News Corp has restructured its IT leadership team to reintroduce the chief information officer role in the wake of the recent departure of its chief digital officer.

Last month CDO Nicole Sheffield resigned to pursue 'entrepreneurial opportunities'. At the time News Corp did not detail plans for her replacement.
It has now revealed that it will not directly replace the CDO role, instead moving its digital functions under managing director of the News DNA group, Julian Delany.
Delany currently looks after subscriptions, product delivery, content optimisation and digital revenue. He will now also be responsible for digital platforms and strategy.
News Corp chief technology officer Dominic Hatfield has been promoted to chief information officer, with an expanded remit to include business intelligence and enterprise data.
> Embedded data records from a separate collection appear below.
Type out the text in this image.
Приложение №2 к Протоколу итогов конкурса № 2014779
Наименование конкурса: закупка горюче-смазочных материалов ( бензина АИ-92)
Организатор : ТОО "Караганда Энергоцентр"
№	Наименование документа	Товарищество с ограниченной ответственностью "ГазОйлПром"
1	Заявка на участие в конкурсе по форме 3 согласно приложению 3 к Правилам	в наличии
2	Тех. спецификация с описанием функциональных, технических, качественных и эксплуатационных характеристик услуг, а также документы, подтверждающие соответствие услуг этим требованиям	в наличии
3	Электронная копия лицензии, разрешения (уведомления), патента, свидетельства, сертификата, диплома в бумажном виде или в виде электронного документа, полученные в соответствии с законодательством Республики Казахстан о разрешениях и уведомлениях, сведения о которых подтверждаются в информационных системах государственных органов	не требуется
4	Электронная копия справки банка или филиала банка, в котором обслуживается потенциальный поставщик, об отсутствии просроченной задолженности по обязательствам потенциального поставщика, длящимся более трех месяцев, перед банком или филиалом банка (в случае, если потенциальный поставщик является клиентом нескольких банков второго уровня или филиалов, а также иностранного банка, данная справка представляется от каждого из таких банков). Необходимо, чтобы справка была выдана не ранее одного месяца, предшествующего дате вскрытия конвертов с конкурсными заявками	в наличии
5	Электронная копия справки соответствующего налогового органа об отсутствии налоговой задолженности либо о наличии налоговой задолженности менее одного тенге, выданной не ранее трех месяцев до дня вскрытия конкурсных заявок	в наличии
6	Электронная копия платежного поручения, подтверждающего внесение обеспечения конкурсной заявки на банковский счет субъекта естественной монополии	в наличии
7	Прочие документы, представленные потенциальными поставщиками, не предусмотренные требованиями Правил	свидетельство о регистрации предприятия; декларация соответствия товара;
It's a resinstatement of the CIO role, which was replaced with a CTO position in early 2016 in a restructure that saw former CIO Tom Quinn depart.
The company also this week revealed chief data officer Adam King would leave the organisation for a position at Fox Sports.
News Corp executive chairman Michael Miller said the changes reflected the company's ambition to "create the digital organisation that best aligns digital and technology with our strategy and objectives of increasing audiences and their engagement, being more efficient and driving profitable growth".
“We are moving to a model that realigns the responsibilities under digital and technology to best reflect how we will serve both our external consumers and our internal customers," he said in a statement.
“The result is a clear digital ecosystem to deliver on consumer product and client solutions along with a sharper focus for technology to allow it to evolve into a true enterprise and information function."